15 pointsby tosh9 days ago2 comments

2001zhaozhao8 days ago
It would be interesting to see if they have an updated version of a model that employs this training technique. According to the paper it scored well on release (65.8% on SWE bench), but by now it no longer scores competitively against the latest generation open coding models (e.g. Devstral Small 2).
I wonder whether other labs have implemented something similar to this approach. Perhaps code world modeling isn't actually necessary (relative to other simpler techniques) to achieve the kind of deep environment understanding that the paper touts as being important to improve agentic coding performance.

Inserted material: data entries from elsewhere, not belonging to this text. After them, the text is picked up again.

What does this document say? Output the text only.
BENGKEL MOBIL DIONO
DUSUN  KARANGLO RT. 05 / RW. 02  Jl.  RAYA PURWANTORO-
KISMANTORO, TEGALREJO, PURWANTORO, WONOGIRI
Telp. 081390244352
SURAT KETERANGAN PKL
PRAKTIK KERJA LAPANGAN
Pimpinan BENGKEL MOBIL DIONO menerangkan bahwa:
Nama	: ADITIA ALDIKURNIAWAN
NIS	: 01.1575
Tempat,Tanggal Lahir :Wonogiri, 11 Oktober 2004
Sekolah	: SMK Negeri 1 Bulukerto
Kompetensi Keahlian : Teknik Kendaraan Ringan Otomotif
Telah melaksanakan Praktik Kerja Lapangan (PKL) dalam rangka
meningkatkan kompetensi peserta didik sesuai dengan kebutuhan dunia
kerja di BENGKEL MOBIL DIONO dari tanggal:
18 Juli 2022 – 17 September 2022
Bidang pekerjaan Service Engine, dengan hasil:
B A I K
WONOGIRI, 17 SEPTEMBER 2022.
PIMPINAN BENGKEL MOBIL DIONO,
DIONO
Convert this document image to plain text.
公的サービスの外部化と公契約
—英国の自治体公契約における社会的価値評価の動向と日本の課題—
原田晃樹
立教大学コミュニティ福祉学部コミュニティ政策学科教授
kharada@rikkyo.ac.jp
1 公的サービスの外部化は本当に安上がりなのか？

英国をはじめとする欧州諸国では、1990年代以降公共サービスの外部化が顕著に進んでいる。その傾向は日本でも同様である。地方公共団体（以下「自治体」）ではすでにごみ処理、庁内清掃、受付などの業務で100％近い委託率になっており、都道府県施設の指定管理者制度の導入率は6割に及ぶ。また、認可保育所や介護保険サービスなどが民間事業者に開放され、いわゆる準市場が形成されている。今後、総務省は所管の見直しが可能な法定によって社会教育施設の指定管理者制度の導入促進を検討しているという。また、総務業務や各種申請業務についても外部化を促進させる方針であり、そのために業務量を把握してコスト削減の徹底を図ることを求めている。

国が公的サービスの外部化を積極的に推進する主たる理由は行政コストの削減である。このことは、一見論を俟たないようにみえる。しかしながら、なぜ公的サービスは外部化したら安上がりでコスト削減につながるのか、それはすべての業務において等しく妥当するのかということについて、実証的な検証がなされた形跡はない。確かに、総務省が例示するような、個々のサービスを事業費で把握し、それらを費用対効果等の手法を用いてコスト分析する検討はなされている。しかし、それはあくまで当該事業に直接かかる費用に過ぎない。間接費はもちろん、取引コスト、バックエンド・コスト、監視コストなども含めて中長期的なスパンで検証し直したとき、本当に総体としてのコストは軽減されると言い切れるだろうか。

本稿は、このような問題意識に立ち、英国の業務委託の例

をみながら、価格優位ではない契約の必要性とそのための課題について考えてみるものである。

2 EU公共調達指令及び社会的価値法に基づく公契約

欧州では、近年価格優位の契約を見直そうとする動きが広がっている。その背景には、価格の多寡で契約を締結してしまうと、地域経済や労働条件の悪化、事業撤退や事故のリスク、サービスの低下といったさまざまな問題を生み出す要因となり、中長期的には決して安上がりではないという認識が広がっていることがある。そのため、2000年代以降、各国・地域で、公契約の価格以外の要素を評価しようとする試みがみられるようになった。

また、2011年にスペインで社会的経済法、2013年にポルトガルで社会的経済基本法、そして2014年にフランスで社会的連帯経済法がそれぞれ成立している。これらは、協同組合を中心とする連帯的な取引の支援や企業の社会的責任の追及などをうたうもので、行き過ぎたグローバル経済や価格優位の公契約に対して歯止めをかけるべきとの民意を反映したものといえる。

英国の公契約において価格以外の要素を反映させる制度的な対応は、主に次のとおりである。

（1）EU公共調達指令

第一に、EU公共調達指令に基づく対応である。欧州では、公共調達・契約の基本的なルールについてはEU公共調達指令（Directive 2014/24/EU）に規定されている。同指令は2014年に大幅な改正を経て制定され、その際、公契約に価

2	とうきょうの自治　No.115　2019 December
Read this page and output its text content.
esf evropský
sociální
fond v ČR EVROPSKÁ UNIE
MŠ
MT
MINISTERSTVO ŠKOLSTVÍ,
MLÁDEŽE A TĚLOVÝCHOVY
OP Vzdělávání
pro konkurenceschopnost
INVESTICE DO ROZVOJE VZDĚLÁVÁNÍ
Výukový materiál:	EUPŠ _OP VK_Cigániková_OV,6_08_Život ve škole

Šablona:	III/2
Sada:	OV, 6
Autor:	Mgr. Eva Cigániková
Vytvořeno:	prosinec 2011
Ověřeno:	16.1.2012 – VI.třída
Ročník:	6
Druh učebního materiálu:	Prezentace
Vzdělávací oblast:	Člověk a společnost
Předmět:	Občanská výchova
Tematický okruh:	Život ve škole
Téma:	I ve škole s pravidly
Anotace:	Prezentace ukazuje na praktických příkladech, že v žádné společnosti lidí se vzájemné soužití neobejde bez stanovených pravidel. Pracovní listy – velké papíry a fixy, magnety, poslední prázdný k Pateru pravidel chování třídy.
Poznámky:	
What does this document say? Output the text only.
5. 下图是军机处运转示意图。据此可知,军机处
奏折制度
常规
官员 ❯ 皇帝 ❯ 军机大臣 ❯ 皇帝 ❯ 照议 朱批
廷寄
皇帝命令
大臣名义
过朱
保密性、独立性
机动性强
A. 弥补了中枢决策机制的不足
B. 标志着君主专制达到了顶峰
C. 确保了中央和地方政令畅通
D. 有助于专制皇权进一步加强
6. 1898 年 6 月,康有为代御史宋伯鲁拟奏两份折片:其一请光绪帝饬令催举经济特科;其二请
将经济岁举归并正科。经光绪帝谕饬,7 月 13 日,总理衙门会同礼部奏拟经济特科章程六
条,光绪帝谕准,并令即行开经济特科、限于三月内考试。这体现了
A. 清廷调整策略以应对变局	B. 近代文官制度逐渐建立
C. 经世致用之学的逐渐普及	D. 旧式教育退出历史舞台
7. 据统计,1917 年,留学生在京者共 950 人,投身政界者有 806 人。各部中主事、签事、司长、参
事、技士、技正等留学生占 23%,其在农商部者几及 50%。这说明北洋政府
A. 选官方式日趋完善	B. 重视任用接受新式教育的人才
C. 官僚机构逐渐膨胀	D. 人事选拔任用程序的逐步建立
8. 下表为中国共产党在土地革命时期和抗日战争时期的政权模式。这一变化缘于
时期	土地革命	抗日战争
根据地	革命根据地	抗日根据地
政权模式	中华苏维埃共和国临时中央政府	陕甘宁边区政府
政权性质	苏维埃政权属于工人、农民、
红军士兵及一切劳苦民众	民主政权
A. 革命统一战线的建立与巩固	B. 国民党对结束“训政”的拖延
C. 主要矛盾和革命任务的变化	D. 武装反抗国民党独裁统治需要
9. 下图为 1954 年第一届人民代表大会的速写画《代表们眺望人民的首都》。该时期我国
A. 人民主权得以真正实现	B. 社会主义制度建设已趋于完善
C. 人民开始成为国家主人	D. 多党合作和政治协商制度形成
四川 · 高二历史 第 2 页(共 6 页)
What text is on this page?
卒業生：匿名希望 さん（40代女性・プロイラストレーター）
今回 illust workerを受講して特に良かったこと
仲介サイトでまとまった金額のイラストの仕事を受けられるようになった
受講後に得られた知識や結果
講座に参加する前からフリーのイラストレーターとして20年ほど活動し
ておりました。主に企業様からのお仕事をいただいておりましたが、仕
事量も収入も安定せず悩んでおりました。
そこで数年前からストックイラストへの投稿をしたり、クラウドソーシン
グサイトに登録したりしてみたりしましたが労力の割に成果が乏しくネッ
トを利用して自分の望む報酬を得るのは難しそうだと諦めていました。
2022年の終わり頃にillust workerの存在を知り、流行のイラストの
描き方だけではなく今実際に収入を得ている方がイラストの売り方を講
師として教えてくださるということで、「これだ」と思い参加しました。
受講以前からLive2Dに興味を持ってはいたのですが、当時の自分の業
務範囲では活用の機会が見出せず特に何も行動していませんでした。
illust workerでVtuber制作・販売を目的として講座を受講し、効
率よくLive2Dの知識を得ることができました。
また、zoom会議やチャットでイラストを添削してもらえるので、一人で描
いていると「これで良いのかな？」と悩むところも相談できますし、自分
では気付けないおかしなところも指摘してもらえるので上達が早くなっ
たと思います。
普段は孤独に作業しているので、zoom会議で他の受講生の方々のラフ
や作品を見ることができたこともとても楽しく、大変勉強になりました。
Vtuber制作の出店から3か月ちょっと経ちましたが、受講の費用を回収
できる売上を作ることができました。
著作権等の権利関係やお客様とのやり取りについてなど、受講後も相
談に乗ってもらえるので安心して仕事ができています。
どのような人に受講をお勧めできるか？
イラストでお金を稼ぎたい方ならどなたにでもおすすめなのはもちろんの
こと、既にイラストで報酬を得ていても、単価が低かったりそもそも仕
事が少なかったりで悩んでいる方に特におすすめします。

- general_reveal8 days ago
  Serious question. How do we know these bench suites are any good?
chid8 days ago
Given the high bar of entry 160VRAM GPU - is there anything practical one can use this for?
- omneity8 days ago
  The model being 32B could run in <20GB VRAM with Q4 quantization (minimal loss of quality), or 80GB unquantized at full fidelity. The quoted 160GB is for their recommended evaluation settings.
  There's a few pre-quantized options[0] or you can quantize it yourself with llama.cpp[1]. You can run the resulting gguf with llama.cpp `llama-cli` or `llama-server`, with LM Studio or with Ollama.
  0: https://huggingface.co/models?search=cwm%20q4%20gguf
  1: https://huggingface.co/spaces/ggml-org/gguf-my-repo
  - chid8 days ago
    I see, still a fair more VRAM than I have access to. Thanks for sharing that information.